Thursday, January 27, 2011

Its a visual thing

You might have already noticed, or I've already mention it, but I'm a very visual person.  I won't be able to give you good aural directions, but bring me along with you and I can direct you the whole way no problem..or failing that give me and pen and paper so I can draw you a map.  When I remember memories in my mind I remember them as snap shots or little film reels.  Yet the other great thing about being a visual person is that I learn and retain information so much better if its presented visually and this can also be a key factor in raising awareness on climate change. 

Everyday people are thrown facts and figures they couldn't possibly imagine or put into context; tonnes of CO2 in the atmosphere, inches of flood water, years it would take to repair damage done, etc. Yet all this is meaningless, not because the data itself is meaningless, but because its very hard to get the impact of the message across to someone who doesn't know or understand, hence why visualization helps. It takes complex issues and translates them into contexts that people are familiar with and can relate to. Same message comes across, but this time more recipients pick up on it.  Hence my delight when I stumbled upon these nifty visualizations! 

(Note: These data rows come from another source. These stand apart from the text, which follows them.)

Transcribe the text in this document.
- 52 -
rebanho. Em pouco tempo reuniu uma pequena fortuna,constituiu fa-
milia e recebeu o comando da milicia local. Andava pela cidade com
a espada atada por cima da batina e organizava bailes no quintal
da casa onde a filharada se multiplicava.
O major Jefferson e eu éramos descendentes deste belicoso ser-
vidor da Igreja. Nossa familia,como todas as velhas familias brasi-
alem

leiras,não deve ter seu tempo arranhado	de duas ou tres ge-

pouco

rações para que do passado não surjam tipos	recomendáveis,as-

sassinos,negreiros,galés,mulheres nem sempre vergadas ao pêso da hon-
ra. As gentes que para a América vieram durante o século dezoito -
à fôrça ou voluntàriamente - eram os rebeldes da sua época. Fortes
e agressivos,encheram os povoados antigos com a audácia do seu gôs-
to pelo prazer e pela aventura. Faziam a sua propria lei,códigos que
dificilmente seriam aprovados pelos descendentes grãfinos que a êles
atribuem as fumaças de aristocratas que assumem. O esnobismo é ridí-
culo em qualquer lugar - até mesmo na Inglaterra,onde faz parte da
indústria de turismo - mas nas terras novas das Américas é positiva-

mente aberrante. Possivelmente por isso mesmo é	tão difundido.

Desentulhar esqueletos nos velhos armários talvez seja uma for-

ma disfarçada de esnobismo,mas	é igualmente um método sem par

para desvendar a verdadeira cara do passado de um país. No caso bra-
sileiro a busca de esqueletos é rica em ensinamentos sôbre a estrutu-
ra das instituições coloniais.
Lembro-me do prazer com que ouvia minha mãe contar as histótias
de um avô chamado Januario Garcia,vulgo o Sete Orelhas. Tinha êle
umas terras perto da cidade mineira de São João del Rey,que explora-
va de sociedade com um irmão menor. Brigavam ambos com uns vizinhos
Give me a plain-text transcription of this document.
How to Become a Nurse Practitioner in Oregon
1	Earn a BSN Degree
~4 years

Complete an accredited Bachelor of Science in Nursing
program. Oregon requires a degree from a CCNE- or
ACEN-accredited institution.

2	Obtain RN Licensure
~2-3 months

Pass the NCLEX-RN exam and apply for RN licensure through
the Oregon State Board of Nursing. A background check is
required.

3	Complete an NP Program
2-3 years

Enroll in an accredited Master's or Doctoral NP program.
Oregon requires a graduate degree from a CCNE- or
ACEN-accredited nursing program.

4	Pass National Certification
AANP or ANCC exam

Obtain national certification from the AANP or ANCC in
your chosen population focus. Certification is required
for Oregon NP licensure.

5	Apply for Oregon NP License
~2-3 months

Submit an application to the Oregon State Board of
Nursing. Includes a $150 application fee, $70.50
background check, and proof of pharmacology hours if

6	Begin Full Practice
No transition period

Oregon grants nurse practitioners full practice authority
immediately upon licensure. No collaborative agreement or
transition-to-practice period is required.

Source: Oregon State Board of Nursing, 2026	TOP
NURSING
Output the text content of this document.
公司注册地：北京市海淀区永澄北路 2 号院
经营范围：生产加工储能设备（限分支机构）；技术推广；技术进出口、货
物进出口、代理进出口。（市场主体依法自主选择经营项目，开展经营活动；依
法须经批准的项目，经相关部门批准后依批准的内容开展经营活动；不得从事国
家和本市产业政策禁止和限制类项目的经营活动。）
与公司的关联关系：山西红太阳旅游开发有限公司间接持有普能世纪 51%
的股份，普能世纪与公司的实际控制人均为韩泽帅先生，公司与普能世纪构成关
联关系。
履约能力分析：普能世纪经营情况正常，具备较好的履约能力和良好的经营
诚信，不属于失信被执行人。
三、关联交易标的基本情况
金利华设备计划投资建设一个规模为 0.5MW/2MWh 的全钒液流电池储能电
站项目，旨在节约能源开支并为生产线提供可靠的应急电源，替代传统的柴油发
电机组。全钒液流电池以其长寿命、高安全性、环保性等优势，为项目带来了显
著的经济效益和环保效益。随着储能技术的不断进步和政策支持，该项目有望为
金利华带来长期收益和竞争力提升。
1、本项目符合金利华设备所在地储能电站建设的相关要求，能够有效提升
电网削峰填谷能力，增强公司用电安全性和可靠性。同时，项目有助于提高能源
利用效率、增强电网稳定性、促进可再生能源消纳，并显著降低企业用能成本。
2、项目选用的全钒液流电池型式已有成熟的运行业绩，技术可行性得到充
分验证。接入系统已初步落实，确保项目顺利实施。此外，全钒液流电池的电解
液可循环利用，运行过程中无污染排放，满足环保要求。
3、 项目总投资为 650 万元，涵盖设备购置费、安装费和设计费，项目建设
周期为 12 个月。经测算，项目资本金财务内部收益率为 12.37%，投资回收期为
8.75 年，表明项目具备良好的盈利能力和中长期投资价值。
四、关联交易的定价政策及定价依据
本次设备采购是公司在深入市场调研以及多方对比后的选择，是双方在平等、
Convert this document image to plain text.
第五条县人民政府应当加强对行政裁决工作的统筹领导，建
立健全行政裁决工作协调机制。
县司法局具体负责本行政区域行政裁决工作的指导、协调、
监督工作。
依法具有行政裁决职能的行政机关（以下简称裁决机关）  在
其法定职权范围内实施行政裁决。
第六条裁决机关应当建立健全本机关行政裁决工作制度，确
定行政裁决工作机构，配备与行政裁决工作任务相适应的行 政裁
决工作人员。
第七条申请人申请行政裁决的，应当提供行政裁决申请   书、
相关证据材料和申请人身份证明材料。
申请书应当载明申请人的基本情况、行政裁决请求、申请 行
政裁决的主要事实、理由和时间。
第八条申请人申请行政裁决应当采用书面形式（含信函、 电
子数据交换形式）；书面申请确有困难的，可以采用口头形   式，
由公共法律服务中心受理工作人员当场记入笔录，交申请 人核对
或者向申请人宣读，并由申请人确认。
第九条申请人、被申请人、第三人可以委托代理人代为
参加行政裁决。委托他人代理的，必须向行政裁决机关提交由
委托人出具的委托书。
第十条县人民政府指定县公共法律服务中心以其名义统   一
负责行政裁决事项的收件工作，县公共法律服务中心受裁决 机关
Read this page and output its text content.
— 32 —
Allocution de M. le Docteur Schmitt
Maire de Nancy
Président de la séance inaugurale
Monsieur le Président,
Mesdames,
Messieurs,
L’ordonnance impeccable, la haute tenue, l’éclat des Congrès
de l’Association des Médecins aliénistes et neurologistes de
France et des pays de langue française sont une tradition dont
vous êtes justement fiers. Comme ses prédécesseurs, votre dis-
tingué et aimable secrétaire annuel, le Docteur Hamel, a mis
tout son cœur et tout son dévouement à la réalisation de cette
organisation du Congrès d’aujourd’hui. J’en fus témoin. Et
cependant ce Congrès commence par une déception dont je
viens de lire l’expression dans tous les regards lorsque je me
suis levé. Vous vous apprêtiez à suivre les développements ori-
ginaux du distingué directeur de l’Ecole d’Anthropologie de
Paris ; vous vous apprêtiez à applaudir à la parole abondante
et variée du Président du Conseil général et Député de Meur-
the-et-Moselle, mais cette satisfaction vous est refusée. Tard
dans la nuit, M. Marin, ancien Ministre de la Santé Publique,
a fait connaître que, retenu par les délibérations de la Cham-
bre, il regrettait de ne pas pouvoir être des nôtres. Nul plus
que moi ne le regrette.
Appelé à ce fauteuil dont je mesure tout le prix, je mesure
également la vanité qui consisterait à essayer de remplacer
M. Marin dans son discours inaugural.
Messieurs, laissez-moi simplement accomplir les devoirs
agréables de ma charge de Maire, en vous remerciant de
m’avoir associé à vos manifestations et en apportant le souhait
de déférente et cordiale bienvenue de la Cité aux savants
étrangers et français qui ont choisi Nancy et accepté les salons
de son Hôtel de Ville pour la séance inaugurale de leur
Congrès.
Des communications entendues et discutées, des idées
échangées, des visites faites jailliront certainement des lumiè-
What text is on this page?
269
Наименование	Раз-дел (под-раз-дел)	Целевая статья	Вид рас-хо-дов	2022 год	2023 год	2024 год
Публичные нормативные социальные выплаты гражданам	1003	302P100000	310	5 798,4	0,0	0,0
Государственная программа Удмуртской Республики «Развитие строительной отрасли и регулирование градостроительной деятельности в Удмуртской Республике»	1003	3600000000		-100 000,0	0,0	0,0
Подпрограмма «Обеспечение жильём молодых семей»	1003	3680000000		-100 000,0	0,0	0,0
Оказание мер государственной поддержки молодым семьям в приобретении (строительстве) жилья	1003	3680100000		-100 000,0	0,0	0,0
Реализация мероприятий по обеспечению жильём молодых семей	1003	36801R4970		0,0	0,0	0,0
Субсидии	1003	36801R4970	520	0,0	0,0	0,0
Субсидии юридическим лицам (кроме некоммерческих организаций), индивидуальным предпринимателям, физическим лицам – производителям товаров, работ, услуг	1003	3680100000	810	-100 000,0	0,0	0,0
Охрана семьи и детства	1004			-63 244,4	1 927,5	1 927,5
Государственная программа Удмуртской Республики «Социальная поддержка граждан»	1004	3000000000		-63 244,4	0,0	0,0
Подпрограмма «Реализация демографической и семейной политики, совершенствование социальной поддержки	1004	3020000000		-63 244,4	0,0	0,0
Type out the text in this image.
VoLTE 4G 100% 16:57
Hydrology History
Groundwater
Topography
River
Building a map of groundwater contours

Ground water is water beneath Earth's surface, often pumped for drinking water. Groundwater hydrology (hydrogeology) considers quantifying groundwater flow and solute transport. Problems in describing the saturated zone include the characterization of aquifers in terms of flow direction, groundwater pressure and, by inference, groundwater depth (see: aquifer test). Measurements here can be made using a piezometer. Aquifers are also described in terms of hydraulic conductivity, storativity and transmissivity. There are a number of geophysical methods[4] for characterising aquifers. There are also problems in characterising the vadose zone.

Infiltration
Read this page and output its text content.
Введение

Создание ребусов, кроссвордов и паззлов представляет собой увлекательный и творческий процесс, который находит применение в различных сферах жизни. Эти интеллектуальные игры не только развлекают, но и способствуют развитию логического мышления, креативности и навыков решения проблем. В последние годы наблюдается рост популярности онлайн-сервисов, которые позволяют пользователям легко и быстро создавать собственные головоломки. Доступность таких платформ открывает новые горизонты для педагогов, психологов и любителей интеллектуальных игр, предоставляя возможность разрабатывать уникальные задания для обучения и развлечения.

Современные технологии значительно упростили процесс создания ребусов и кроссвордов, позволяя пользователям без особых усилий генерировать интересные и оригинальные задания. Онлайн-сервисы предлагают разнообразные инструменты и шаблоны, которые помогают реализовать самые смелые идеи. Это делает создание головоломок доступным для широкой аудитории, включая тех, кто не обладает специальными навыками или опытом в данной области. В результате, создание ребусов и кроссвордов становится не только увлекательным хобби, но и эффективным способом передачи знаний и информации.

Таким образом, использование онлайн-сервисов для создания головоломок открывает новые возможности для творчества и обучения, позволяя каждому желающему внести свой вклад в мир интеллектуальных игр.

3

First up is General Electrics visual map on How much CO2 is created by... You can search the options at random (which is more fun and gives more sense of wonder), tonnes of CO2 or categories.  The options range from standard facts (air flight) to some you would never have thought of such as how much CO2 is created by drying your hands for a year, or using Facebook yearly or a music festival. I love the way the options seem never ending. Granted this visualization still might need another visualization to explain the impact of the results, but I think its a good start to get people engaged and interested.

This visualization application is part of General Electrics' Ecomagination series (also check out their Heathlymagination series to find out facts about your health). It includes other visualizations such as Home Appliance Energy Use where you can see which appliance gives the most for 1 watt or how much power or gallons of gas each appliance uses. Or how about the Optimized Descents which demonstrates GE's flight management system which optimize descents, reducing fuel consumption and CO2 emissions at three sample airport.  

For those with a love for graphic design, check out Visualizing.org, which is a whole website dedicated to making sense of complex issues through data and design for free. Whilst this website is not just environmental issues, but encompasses a whole mass of subjects, their visuals are pretty neat, and original (if a little too heavy on design and they're not interactive like GE's). My favorite one is One Day Cause + Effect.  In the same vein GOOD Infographics is another website which turns facts into superbly designed visualizations with a vintage feel to them.  Ranging from poster to slide shows to interactive graphics, you could say these guys are the graphic design equivalent to TED.

These are great tools to use for children or newbies, but also great things to explore and discover on those rainy days or when you have an hour to spare. Sharing  vital information in a creative way is always the best way to go me thinks!